“Tutti gli occhi puntati su Cauca”? -Rivista RAYA

“Tutti gli occhi puntati su Cauca”? -Rivista RAYA
“Tutti gli occhi puntati su Cauca”? -Rivista RAYA

Di: Mauricio Jaramillo Jassir
Professore associato della Facoltà di Studi Internazionali, Politici e Urbani

Qualche settimana fa, un gruppo di politici, giornalisti e opinionisti ha lanciato sui social network la campagna “All Eyes on Cauca”, che ironizza sulla campagna originariamente ispirata al monitoraggio di ciò che accade a Rafah, nel sud della Striscia di Gaza. Per dirla nel giusto contesto, per quanto riguarda il genocidio contro la popolazione palestinese, è stato avviato un movimento di resistenza che insisteva sulla denuncia dei crimini di guerra con lo slogan “Tutti gli occhi su Rafah”. Ora, poiché in Colombia l’empatia dipende dall’affinità ideologica, la condanna del genocidio di Gaza viene più spesso relativizzata o rinviata con la strana scusa che ci sono questioni interne più urgenti. In mezzo a questa moda, la manipolazione di Cauca è stata tanto evidente quanto nauseante.

Poi, politici e giornalisti che raramente hanno messo piede nel dipartimento parlano o denunciano ciò che accade lì. Hanno aderito alla campagna per mettere in discussione qualsiasi manifestazione di solidarietà con la Palestina, sostenendo che ciò implica ignorare la tragica situazione nel sud-ovest della Colombia. È strano che coloro che diffondono il falso dilemma Gaza e Cauca siano rimasti in silenzio quando una delle deputate più rappresentative del Centro Democratico ha proposto una separazione per isolare gli indigeni, un’iniziativa che non solo mostra disprezzo per i diritti umani, ma anche camuffata e il razzismo strutturale normalizzato nel nostro stabilimento. Com’è possibile che nel 21° secolo, dal Senato, qualcuno possa permettersi di proporre l’apartheid? Non solo è passata senza il minimo accenno di rettifica, ma l’autore di tale iniziativa è considerato candidato alla presidenza.
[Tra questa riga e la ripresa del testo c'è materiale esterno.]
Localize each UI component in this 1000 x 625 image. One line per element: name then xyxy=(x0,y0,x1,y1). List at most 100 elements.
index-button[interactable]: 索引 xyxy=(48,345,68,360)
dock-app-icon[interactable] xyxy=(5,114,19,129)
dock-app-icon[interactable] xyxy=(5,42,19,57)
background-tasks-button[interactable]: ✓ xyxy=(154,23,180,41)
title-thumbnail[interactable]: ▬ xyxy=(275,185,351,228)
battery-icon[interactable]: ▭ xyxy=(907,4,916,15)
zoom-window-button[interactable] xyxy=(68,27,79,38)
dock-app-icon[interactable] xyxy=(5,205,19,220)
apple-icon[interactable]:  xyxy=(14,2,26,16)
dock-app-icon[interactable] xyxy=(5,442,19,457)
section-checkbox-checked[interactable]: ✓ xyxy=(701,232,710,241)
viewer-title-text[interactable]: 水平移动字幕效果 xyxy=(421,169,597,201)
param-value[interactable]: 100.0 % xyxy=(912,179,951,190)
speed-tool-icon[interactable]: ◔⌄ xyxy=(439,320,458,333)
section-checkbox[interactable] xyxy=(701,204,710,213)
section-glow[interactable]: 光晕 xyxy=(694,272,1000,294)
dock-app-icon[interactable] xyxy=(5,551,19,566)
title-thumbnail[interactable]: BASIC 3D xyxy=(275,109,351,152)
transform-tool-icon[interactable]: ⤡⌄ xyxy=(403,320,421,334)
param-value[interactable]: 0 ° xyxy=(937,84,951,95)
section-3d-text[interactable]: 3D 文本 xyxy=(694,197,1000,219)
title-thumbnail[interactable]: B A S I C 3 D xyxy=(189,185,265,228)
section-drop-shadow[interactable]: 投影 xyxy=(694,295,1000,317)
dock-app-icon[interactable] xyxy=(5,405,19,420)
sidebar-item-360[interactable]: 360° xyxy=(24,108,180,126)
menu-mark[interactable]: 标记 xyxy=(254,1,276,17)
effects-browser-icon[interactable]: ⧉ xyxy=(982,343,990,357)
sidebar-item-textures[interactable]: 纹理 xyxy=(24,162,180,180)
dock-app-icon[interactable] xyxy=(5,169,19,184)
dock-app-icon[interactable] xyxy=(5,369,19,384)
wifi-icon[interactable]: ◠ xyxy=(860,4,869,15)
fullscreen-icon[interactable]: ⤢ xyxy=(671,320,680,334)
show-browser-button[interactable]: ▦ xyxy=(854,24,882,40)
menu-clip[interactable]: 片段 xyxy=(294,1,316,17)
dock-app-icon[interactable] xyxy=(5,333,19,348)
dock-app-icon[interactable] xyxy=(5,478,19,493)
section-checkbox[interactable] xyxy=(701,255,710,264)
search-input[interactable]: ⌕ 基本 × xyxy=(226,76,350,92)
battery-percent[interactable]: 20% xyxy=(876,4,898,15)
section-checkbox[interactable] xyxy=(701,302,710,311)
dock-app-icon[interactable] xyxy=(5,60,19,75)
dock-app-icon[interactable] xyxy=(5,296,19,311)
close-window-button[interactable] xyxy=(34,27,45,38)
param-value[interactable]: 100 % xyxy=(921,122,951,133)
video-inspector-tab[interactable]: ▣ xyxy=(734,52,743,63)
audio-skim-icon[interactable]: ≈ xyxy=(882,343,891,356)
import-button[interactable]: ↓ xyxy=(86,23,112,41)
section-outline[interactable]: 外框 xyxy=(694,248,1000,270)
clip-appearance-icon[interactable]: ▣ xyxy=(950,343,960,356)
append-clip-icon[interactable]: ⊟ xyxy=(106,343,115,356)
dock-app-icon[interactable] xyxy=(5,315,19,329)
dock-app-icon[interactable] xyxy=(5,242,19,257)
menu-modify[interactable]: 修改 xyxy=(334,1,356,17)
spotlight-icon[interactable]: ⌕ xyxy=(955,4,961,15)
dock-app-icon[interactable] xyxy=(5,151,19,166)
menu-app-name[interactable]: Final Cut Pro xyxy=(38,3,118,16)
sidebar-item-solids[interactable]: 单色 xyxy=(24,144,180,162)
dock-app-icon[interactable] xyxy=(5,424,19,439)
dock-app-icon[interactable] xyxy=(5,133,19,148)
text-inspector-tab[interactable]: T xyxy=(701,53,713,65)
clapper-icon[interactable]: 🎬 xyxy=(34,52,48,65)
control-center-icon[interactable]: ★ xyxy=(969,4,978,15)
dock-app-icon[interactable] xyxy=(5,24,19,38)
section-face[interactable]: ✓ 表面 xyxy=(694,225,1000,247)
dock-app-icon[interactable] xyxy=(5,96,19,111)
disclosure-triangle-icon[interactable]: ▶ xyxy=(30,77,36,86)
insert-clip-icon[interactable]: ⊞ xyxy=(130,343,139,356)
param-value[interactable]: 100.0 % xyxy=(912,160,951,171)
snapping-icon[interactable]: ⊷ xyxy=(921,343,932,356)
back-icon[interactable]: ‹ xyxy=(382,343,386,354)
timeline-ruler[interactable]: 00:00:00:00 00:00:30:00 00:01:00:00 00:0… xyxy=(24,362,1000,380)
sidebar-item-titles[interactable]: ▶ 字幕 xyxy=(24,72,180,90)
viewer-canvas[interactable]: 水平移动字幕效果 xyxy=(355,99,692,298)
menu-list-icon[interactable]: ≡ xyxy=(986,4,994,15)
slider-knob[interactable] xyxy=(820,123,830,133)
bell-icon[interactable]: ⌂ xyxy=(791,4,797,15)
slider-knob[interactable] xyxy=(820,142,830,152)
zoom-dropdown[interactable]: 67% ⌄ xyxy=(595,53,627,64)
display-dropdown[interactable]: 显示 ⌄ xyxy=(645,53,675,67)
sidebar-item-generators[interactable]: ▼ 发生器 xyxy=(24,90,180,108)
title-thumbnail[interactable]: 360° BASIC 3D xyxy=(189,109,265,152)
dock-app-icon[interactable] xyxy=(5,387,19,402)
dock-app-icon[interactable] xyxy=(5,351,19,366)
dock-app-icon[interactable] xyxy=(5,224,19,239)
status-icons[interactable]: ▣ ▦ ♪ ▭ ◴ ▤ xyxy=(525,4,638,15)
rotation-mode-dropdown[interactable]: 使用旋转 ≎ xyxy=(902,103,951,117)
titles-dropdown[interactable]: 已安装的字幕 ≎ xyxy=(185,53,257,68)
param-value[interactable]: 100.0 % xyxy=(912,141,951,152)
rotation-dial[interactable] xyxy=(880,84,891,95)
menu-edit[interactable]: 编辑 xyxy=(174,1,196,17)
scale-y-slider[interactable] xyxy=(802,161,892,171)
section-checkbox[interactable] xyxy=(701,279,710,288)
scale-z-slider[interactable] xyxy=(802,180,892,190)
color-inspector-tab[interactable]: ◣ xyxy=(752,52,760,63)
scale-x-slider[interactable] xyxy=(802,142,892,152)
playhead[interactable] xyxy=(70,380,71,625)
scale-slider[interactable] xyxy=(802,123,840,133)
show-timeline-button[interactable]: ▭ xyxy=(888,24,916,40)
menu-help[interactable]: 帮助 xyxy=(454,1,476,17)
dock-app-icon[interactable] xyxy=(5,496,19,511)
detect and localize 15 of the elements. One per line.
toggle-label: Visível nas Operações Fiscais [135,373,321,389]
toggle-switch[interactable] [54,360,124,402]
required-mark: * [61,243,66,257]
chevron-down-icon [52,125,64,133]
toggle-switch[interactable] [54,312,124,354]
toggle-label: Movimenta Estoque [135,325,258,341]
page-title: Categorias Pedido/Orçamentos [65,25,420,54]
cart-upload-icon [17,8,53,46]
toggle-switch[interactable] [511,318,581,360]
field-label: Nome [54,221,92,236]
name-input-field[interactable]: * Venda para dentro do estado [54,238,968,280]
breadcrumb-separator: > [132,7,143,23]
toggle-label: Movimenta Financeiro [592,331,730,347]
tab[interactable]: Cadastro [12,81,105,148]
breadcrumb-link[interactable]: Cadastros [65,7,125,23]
Ora che il governo colombiano annuncia l’accoglienza presso l’ospedale militare di alcuni minori palestinesi nel mezzo di una tragedia senza precedenti, si sono levate voci di protesta, indagando sul perché i bambini arabi siano privilegiati rispetto a quelli colombiani. Il commento non solo è assurdo perché non esiste un simile dilemma, ma conferma il male che alcuni giornalisti e politici fanno alla Colombia, imponendoci il loro sciovinismo e il loro nazionalismo obsoleto, oltre a mostrare la loro assoluta mancanza di empatia nei confronti della catastrofe umanitaria. nel Medio Oriente. Non c’è dilemma, puoi lavorare per i bambini in Colombia mentre adempi al tuo dovere di umanità di dare una mano agli arabi palestinesi. Quando il genocidio avvenuto in Ruanda e Colombia ha avuto 8 milioni di sfollati, denunciare quel genocidio era incompatibile con l’avvertimento sulla necessità di prendersi cura di quella popolazione? Sarebbe giusto dire che coloro che chiedono la fine della guerra in Ucraina siano indifferenti nei confronti dei leader sociali assassinati in Colombia? Chi ha detto che esprimere una condanna internazionale o mostrare solidarietà ad una popolazione massacrata sia incompatibile con i problemi del Paese? Continuiamo a essere privati ​​del cosmopolitismo da coloro che usano lodevoli cause nazionali per nascondere il loro razzismo (arabofobico), poiché per loro è normale che uccidano gli arabi palestinesi.

Quanti articoli, analisi, dibattiti o interviste hanno coloro che oggi mettono in discussione le manifestazioni di solidarietà con la Palestina dedicate a Cauca? L’invito di chi scrive questa rubrica è quello di comprendere che le cause dell’umanità non hanno nazionalità né sono esclusive. Coloro che pontificano su Cauca, domani metteranno in discussione il dovere di assistere e accompagnare i migranti con lo stesso argomento xenofobo dell’estrema destra europea, secondo cui ogni centesimo destinato a chi lascia il proprio Paese per cercare rifugio presso terzi viene rubato. via un connazionale.

Poco importa se si tratta di Cauca, Valle del Cauca, Darfur, Rafah o Bucha, tutte le vittime meritano la nostra solidarietà. La dose di empatia non si esaurisce in dipendenza della vicinanza geografica e, ancor meno, dell’armonia ideologica. La xenofobia ci arriva in faccia senza nemmeno che ci svegliamo.